Le journaliste politique de Zeteo, Asawin Suebsaeng, a confié à Thor Benson que le président n'a peut-être pas le meilleur bilan en matière de stratégie du « faire semblant jusqu'à y arriver ».
Pour ce journaliste chevronné, les défis auxquels fait face l'administration de Donald Trump s'aggravent davantage que lors de son premier mandat.
Suebsaeng a déclaré à Benson : « Les choses ont changé depuis qu'il couvrait le premier mandat de Trump — et pas pour le mieux. »
« Pas seulement l'illégalité… mais la tolérance vis-à-vis des scandales au sein de la deuxième administration Trump est d'une manière ou d'une autre nettement plus grande qu'elle ne l'était durant les quatre premières années », a poursuivi Suebsaeng. « Et je ne suis pas quelqu'un qui voit le premier mandat de Trump à travers des lunettes roses. »
Alors que la première Maison Blanche de Trump était ridiculement corrompue et une farce politique, une situation différente se développe dans laquelle les Démocrates pourraient ne pas tenir les Républicains responsables s'ils parviennent à remporter la Chambre et le Sénat.
« C'était l'une des ères les plus déjantées de la politique américaine moderne ou de l'histoire mondiale », a rappelé Suebsaeng. « Maintenant, ils œuvrent à la consolidation rapide, à l'expansion et à la perversion du pouvoir présidentiel de la manière la plus rapace, d'extrême droite et assoiffée de sang qu'ils peuvent se permettre — dans les, du moins, quatre ans qu'ils ont en ce moment. C'est leur déclaration de mission. »

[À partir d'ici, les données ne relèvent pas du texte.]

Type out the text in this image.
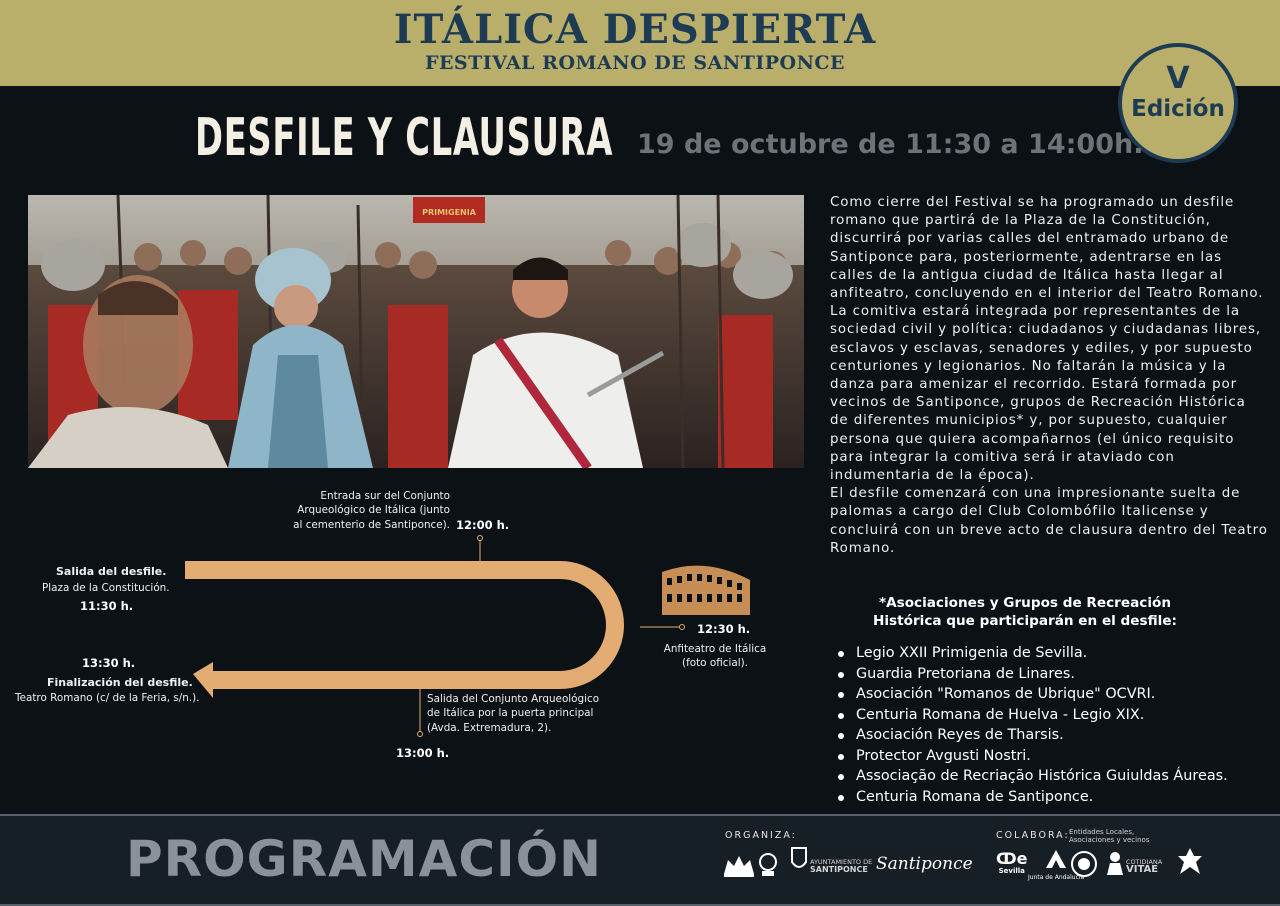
ITÁLICA DESPIERTA
FESTIVAL ROMANO DE SANTIPONCE	V
Edición
DESFILE Y CLAUSURA 19 de octubre de 11:30 a 14:00h.
PRIMIGENIA

Como cierre del Festival se ha programado un desfile romano que partirá de la Plaza de la Constitución, discurrirá por varias calles del entramado urbano de Santiponce para, posteriormente, adentrarse en las calles de la antigua ciudad de Itálica hasta llegar al anfiteatro, concluyendo en el interior del Teatro Romano.

La comitiva estará integrada por representantes de la sociedad civil y política: ciudadanos y ciudadanas libres, esclavos y esclavas, senadores y ediles, y por supuesto centuriones y legionarios. No faltarán la música y la danza para amenizar el recorrido. Estará formada por vecinos de Santiponce, grupos de Recreación Histórica de diferentes municipios* y, por supuesto, cualquier persona que quiera acompañarnos (el único requisito para integrar la comitiva será ir ataviado con indumentaria de la época).

El desfile comenzará con una impresionante suelta de palomas a cargo del Club Colombófilo Italicense y concluirá con un breve acto de clausura dentro del Teatro Romano.

*Asociaciones y Grupos de Recreación
Histórica que participarán en el desfile:
Legio XXII Primigenia de Sevilla.
Guardia Pretoriana de Linares.
Asociación "Romanos de Ubrique" OCVRI.
Centuria Romana de Huelva - Legio XIX.
Asociación Reyes de Tharsis.
Protector Avgusti Nostri.
Associação de Recriação Histórica Guiuldas Áureas.
Centuria Romana de Santiponce.
Entrada sur del Conjunto
Arqueológico de Itálica (junto
al cementerio de Santiponce). 12:00 h.
Salida del desfile.
Plaza de la Constitución.
11:30 h.
12:30 h.
Anfiteatro de Itálica
(foto oficial).
13:30 h.
Finalización del desfile.
Teatro Romano (c/ de la Feria, s/n.).	Salida del Conjunto Arqueológico
de Itálica por la puerta principal
(Avda. Extremadura, 2).
13:00 h.
PROGRAMACIÓN	ORGANIZA:
AYUNTAMIENTO DE
SANTIPONCE Santiponce
COLABORA: Entidades Locales,
Asociaciones y vecinos
ↀe
Sevilla
Junta de Andalucía
COTIDIANA
VITAE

Le personnel de Trump a certainement fait partie de l'équipe derrière certaines activités contraires à l'éthique et douteuses ; ils ne devraient pas être les seuls à être tenus responsables.
« Je comprends pourquoi c'est en quelque sorte rassurant, parce que Trump est une force tellement grotesque que l'on ne veut pas vraiment croire qu'il commande tout ça… mais c'est une expression directe de ce que Donald Trump veut faire », a expliqué Suebsaeng. « Cette administration autoritaire d'extrême droite trumpiste est, en son cœur, l'expression de son désir de punir ses ennemis, grands et petits. »
« Les choses s'effondrent. Oui, ils rencontrent une résistance politique, en particulier de la part des gens ordinaires sur le terrain. Oui, certaines choses se retrouvent bloquées dans les tribunaux ici et là, mais cela ne peut vous mener que jusqu'à un certain point », a expliqué Suebsaeng. « Dieu sait qu'ils ont remporté de nombreuses victoires, et ils vont continuer à avancer pendant les deux ans et demi ou plus à venir. »
Trois grandes affaires judiciaires la semaine dernière ont montré à quel point Trump est faible en ce qui concerne certains de ses projets favoris. La fanfaronnade à la Maison Blanche n'est pas un indicateur de son état émotionnel, et certainement pas politique. Derrière les faux sourires et les promesses creuses se cache une peur bien réelle.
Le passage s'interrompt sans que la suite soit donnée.